Sur le grand plateau d’exposition situé au premier étage de la Fonderie, le regard est attiré, à l’autre extrémité de l’espace, par deux photographies de Melvin Moti, Eigengrau (The inner self in outer space), 2011 : un vase et une carafe en verre sur fond gris dans la veine de la photographie d’inventaire, en référence à l’archivage des collections de musée. Elles ont pour pendant un film éponyme où ces objets, mêlés à des planètes peintes, virevoltent devant la caméra dans un ballet cinétique furtif et rotatif. L’artiste a recherché ou fait exécuter des copies de ces objets qui renvoient aux collections du Victoria & Albert Museum de Londres dont le parti pris muséographique a été, dès sa création, de privilégier la rencontre esthétique au détriment des données contextuelles (chronologiques ou géographiques). Il les filme à l’aune de phénomènes perceptifs tels les « mouches volantes » ou le « gris intrinsèque» et retient de cette approche muséale, aussi contestable soit-elle, la stimulation visuelle qu’elle provoque.

Cette stimulation visuelle est au cœur de l’exposition dont une boîte-écran scinde l’espace en deux. Le spectateur est happé par une forme jaune sur fond bleu, membrane vibratile qui est celle de la méduse surnommée Pulmo Marina, filmée par Aurélien Froment derrière la vitre du Monteray Bay Aquarium. Le plan-séquence est accompagné d’un commentaire en voix-off dont l’apparente objectivité du ton, empruntée au documentaire animalier, résulte d’un savant mélange d’informations issues de différentes sources (guide, mythologie, entretien, voire même publicité pour des écrans plats HD).

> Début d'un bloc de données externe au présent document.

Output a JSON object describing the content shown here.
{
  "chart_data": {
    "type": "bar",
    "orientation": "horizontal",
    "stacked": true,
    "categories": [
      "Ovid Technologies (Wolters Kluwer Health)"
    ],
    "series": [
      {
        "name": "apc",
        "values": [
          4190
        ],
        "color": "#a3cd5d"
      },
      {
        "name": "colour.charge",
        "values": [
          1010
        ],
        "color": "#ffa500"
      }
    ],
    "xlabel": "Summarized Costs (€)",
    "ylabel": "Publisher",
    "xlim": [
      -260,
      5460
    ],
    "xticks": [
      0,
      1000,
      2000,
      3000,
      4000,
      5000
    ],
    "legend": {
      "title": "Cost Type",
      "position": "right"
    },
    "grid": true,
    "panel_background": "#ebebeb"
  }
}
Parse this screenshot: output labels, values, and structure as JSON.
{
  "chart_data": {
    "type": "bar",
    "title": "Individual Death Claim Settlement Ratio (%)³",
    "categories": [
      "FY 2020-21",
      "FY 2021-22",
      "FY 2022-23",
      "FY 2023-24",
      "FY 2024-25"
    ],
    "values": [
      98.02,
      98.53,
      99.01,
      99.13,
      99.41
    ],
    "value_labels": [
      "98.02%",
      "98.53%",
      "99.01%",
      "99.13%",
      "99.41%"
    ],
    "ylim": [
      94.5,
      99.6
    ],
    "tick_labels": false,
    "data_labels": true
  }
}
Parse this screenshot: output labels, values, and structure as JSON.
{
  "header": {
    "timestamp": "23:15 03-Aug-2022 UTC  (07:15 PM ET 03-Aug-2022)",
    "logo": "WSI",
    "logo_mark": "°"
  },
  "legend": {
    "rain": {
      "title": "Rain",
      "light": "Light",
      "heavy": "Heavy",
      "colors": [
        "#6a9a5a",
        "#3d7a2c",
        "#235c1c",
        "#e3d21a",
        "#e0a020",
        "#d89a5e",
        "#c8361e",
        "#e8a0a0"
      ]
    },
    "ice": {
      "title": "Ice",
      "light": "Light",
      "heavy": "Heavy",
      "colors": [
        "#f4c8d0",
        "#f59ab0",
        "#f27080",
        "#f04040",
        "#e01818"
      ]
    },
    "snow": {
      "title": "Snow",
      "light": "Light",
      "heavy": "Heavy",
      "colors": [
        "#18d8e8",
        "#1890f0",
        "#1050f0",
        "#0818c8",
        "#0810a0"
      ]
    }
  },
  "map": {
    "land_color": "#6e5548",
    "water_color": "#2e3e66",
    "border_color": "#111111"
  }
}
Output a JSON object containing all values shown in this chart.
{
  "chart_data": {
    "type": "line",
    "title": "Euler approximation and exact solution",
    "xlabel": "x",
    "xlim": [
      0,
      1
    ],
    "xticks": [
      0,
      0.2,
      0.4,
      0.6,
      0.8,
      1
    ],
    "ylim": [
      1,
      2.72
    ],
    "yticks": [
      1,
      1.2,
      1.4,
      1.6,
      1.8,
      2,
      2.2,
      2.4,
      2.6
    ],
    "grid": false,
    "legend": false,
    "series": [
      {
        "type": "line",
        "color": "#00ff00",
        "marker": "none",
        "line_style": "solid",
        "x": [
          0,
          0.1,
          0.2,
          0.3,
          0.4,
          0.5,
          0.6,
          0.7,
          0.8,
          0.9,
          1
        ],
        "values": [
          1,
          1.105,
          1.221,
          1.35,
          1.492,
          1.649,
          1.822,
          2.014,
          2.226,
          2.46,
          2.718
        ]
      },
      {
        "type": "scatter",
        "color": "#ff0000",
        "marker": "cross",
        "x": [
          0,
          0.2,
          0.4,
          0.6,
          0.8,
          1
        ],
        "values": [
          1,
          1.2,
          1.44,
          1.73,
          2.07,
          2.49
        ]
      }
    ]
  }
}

Cette narration kaléidoscopique nous entraîne dans un jeu de fausses pistes où l’analyse du dispositif de monstration devient l’élément clef : l’aquarium, tel le diorama ou la télévision, relève d’une mise en scène qui accentue le contraste du jaune et du bleu et où le fond marin cède le pas au fond d’écran.

Le parcours de l’exposition est jalonné par des sculptures de Marie Lund. En référence à l’histoire de ce médium, l’artiste en multiplie les modalités de présentation : sur socle, sur palette – emblématique du transport des œuvres – ou à même le sol. Lund procède par soustraction. Elle retravaille des formes identifiables empruntées à la statuaire (oiseau, buste) pour atteindre ce moment précis où la représentation s’efface, bien que l’on en reconnaisse la trace. L’artiste adjoint parfois à la pierre des objets (archets, CD, ampoule électrique) qui viennent s’y lover. Emblématique de cet effacement, la sculpture The Sequel, 2011 disposée au sol, reprend le moulage d’une sculpture mais ce moulage s’est changé en bronze. L’empreinte d’un oiseau sur son socle apparaît donc en creux comme une sculpture d’une sculpture absente.

La proposition d’un Ecomusée de l’homme moderne (2012) développée par Benjamin Seror tourne jusqu’à l’absurde la notion de temple de la conservation du savoir en se fixant pour ambition de créer un musée qui conserverait « l’ambiance enfumée du Cabaret Voltaire. » Une série de maquettes colorées en papier présentées sur socle et une fiction pastichant l’étude de faisabilité s’intéressent aux espaces transitoires (portes, auvents et paravents) et s’inscrivent dans une esthétique pauvre. À travers cette proposition de musée dystopique, la reconstruction mentale est également à l’œuvre. Néanmoins, le vocabulaire formel employé par l’artiste rompt avec la préciosité visuelle des autres propositions et nous détourne de cet état contemplatif, voire hypnotique, où nous avaient plongés Marie Lund, Aurélien Froment et Melvin Moti : il ouvre une brèche dans cette exposition à quatre voix.